Ecom Buddy

NON-DISCLOSURE AGREEMENT

NON-DISCLOSURE AGREEMENT (NDA)

This Non-Disclosure Agreement (“Agreement”) is made and entered into as of the Effective Date by and between:

EcomBuddys (“Company”), a business entity providing eCommerce solutions, with its principal place of business in India, and the Recipient (“Recipient”), including but not limited to employees, contractors, partners, or third-party service providers.

 

  1. PURPOSE The Company and the Recipient wish to discuss and engage in business transactions related to eCommerce services, which may involve sharing confidential and proprietary information. This Agreement sets forth the obligations of the Recipient regarding the protection and non-disclosure of such information.

 

  1. DEFINITION OF CONFIDENTIAL INFORMATION Confidential Information includes, but is not limited to:
  • Business strategies, marketing plans, pricing models, and financial data.
  • Customer lists, vendor information, and sales data.
  • Platform access credentials, operational processes, and proprietary systems.
  • Any information designated as “Confidential” by the Company.

 

  1. OBLIGATIONS OF THE RECIPIENT The Recipient agrees to:
  • Maintain the confidentiality of all disclosed information.
  • Use the Confidential Information solely for business purposes with the Company.
  • Do not disclose, distribute, or reproduce the information without prior written consent from the Company.
  • Take reasonable steps to prevent unauthorized access to Confidential Information.

 

  1. BUSINESS ACCESS USAGE The Recipient acknowledges that any access to business platforms (Amazon, Flipkart, Shopify, WooCommerce, etc.), accounts, or sensitive data is strictly for authorized activities related to the Company’s services.
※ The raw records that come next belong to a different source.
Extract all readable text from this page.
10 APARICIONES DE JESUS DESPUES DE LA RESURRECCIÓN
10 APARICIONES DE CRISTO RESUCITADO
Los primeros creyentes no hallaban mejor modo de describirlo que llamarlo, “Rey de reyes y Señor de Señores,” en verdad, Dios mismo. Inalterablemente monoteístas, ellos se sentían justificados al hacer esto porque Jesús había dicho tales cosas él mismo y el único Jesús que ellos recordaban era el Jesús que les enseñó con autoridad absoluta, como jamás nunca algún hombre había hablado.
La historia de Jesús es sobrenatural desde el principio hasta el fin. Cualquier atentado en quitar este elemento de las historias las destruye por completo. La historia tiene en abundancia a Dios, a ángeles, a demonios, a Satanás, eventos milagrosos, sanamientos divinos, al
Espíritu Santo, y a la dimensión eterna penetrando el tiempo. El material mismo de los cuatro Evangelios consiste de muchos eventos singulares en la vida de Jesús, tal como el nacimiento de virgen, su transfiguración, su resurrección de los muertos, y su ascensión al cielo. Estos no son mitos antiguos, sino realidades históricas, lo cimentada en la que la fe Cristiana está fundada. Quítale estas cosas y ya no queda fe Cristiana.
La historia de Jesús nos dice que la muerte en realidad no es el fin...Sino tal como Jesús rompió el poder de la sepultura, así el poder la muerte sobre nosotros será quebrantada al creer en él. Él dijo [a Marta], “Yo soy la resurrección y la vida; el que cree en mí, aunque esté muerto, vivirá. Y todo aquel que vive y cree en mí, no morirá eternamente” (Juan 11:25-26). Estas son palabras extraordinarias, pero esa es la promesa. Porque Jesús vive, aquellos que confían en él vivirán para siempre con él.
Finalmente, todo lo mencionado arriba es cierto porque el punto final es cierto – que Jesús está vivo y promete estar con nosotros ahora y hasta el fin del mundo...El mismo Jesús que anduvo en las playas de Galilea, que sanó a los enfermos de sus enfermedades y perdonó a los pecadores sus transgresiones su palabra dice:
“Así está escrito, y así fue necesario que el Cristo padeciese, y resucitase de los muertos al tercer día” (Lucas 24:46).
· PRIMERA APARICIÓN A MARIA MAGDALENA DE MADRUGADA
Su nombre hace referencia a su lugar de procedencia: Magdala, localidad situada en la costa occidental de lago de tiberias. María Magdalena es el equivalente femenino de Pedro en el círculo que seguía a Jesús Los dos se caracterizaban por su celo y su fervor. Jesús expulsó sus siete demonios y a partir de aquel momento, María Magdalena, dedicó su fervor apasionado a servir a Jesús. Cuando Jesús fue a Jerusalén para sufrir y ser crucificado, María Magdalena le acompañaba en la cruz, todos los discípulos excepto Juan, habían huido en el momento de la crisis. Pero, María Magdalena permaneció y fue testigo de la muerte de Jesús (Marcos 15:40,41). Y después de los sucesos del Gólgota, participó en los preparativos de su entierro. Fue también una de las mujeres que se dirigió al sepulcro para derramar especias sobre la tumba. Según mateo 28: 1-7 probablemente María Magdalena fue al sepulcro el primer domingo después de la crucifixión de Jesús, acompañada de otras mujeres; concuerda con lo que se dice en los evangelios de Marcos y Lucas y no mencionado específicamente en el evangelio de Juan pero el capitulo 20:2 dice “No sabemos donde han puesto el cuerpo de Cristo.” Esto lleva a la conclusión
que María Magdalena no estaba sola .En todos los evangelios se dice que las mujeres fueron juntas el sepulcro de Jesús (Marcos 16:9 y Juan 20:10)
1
Any misuse, unauthorized changes, or breaches will result in immediate termination of access and potential legal action.

 

  1. LOSS OF BUSINESS OR DAMAGES The Recipient acknowledges that:
  • Any unauthorized disclosure or misuse of Confidential Information may cause the Company significant financial and reputational harm.
  • If the Recipient’s actions lead to business losses, financial penalties, or account suspensions, the Recipient may be held liable for damages, including legal fees.
  • Any direct or indirect solicitation of Company clients by the Recipient without prior written consent shall be considered a breach of this Agreement.

 

  1. EXCLUSIONS FROM CONFIDENTIALITY Confidential Information does not include:
  • Information that becomes publicly available without breach of this Agreement.
  • Information lawfully obtained from a third party without confidentiality obligations.
  • Information independently developed by the Recipient without reference to the Company’s Confidential Information.

 

  1. TERM & TERMINATION
  • This Agreement is effective from the Effective Date and will remain in force indefinitely unless terminated in writing by both parties.
  • The Recipient’s obligation to maintain confidentiality will survive termination of this Agreement.

 

  1. RETURN OR DESTRUCTION OF INFORMATION Upon termination or at the Company’s request, the Recipient must return or destroy all Confidential Information, including electronic copies.

 

  1. GOVERNING LAW & DISPUTE RESOLUTION This Agreement shall be governed by the laws of India. Any disputes arising from this Agreement shall be resolved through arbitration or in the courts of India.

 

  1. MISCELLANEOUS
  • This Agreement does not grant the Recipient any rights, licenses, or ownership of the Confidential Information.
  • No waiver or modification of this Agreement shall be valid unless in writing and signed by both parties.
  • If any provision of this Agreement is found invalid, the remaining provisions shall remain in full force and effect.

IN WITNESS WHEREOF, the parties to this Agreement have executed it as of the Effective Date.